Mycroft is positively baffled by his latest obsession and during his next visit asks, “What possible case are you causing such a mess for?”

“Shut up, Mycroft.”

“Well, whatever this all is, please do not electrocute yourself again. Mummy would be so upset if you finished the job you started a few years ago.”

“You know perfectly well that 90% of lightning strike victims survive, and it’s not like I was trying to get electrocuted - I was trying to solve the case!”
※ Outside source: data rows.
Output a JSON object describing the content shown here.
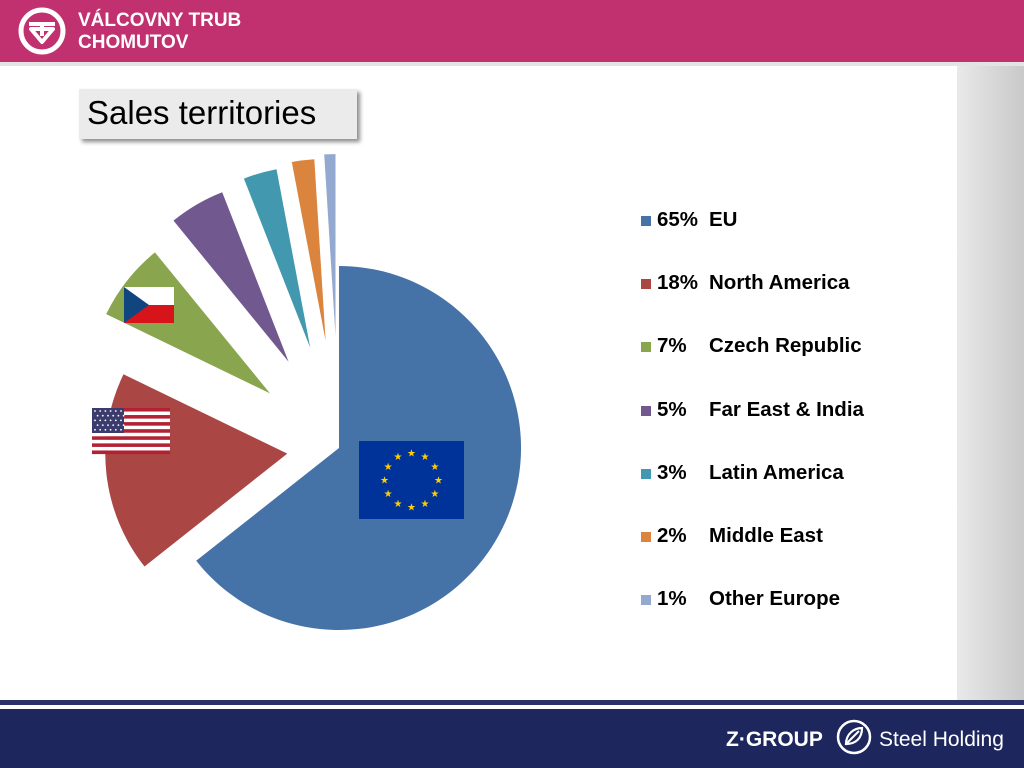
{
  "header": {
    "company_line1": "VÁLCOVNY TRUB",
    "company_line2": "CHOMUTOV",
    "brand_color": "#c1306f"
  },
  "footer": {
    "group": "Z·GROUP",
    "holding": "Steel Holding",
    "color": "#1d275e"
  },
  "chart_data": {
    "type": "pie",
    "title": "Sales territories",
    "legend_position": "right",
    "slices": [
      {
        "pct_label": "65%",
        "name": "EU",
        "value": 65,
        "color": "#4572a7",
        "flag": "eu-flag"
      },
      {
        "pct_label": "18%",
        "name": "North America",
        "value": 18,
        "color": "#aa4643",
        "flag": "us-flag"
      },
      {
        "pct_label": "7%",
        "name": "Czech Republic",
        "value": 7,
        "color": "#89a54e",
        "flag": "czech-flag"
      },
      {
        "pct_label": "5%",
        "name": "Far East & India",
        "value": 5,
        "color": "#71588f",
        "flag": ""
      },
      {
        "pct_label": "3%",
        "name": "Latin America",
        "value": 3,
        "color": "#4198af",
        "flag": ""
      },
      {
        "pct_label": "2%",
        "name": "Middle East",
        "value": 2,
        "color": "#db843d",
        "flag": ""
      },
      {
        "pct_label": "1%",
        "name": "Other Europe",
        "value": 1,
        "color": "#93a9cf",
        "flag": ""
      }
    ]
  }
}
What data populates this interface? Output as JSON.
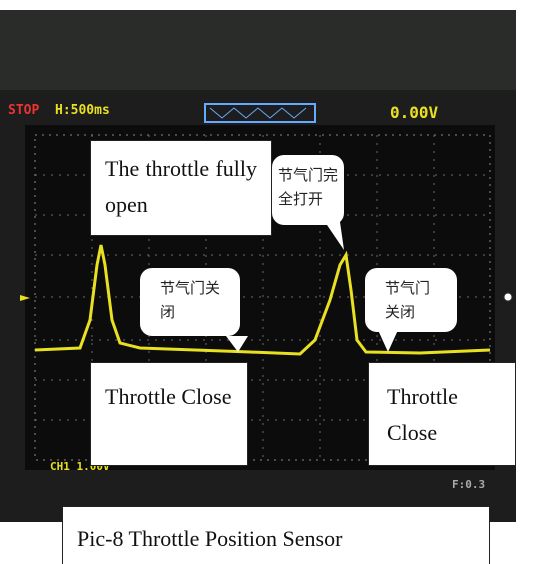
{
  "oscilloscope": {
    "status": "STOP",
    "timebase": "H:500ms",
    "trigger_level": "0.00V",
    "channel": "CH1 1.00V",
    "frequency": "F:0.3"
  },
  "annotations": {
    "fully_open_en": "The throttle fully open",
    "fully_open_cn": "节气门完全打开",
    "close_cn_left": "节气门关闭",
    "close_cn_right": "节气门关闭",
    "close_en_left": "Throttle Close",
    "close_en_right": "Throttle Close"
  },
  "caption": "Pic-8 Throttle Position Sensor"
}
“Still, let’s not tempt fate, shall we?”

And then the day arrives that he’s tested his final version in every way but on his sprite. It’s been nearly three years since the first time he saw his sprite in the hospital, three years of strangeness and pleasure and excitement. Sherlock can’t remember what it was like to not crave the electric touch of his sprite, to not wish for glowing eyes and skin to brighten up rainy days. And now, here he is on the cusp of potentially having his sprite with him always and he feels terrified. Because if he’s wrong, if despite his care and caution and all the simulations and double-checking of his maths, if he somehow ends up repelling his sprite or neutralizing his own attractive powers and he never gets to see his sprite again, then, well, he doesn’t really know what he will do with himself.

So, to be safe, he waits until after his sprite has appeared and they’ve had a chance to slip and slide and sigh one last time before he takes it by the hand into the sitting room. He shows it the neutralizing device he’s conveniently condensed into an armband and tries to explain what it will do and why he’s made it.

Then he asks the most important question.

“Do you want to stay with me, here, always?”

There’s barely a moment’s hesitation before his sprite nods.

“Good.” Sherlock cannot help the grin that breaks across his face. He forces himself to sober for the next bit. “Do you understand the risks, though? Do you understand that I don’t know everything about you? That I might not have accounted for something in your physiology and that this device might instead keep us apart, possibly forever?”

Luminous eyes bore into his. Another nod.

“Ok. Hold out your arm.”

Breathless, Sherlock slips the armband on and presses the button to initiate the ion stabiliser. His sprite doesn’t react when the band glows bright green, beeps, and then darkens again. They stand silent, expectant, listening as the storm begins to fade away. When there’s no further rumbling for a full minute, Sherlock reaches out to check the band but his hand is arrested by a new voice in the still sitting room.

“My clever beauty.”

Sherlock’s lips part and he sucks in a breath. His sprite’s voice is nothing like he imagined, pattering down upon him lightly but supported by an undercurrent of intensity. That voice is already doing all kinds of wonderful things to his insides.

“My name is John,” says his sprite as it smiles up at him, skin glowing vibrant turquoise. “And it has been my deepest desire to stay with you always since the moment I first saw you.”

Sherlock nearly faints with relief and joy.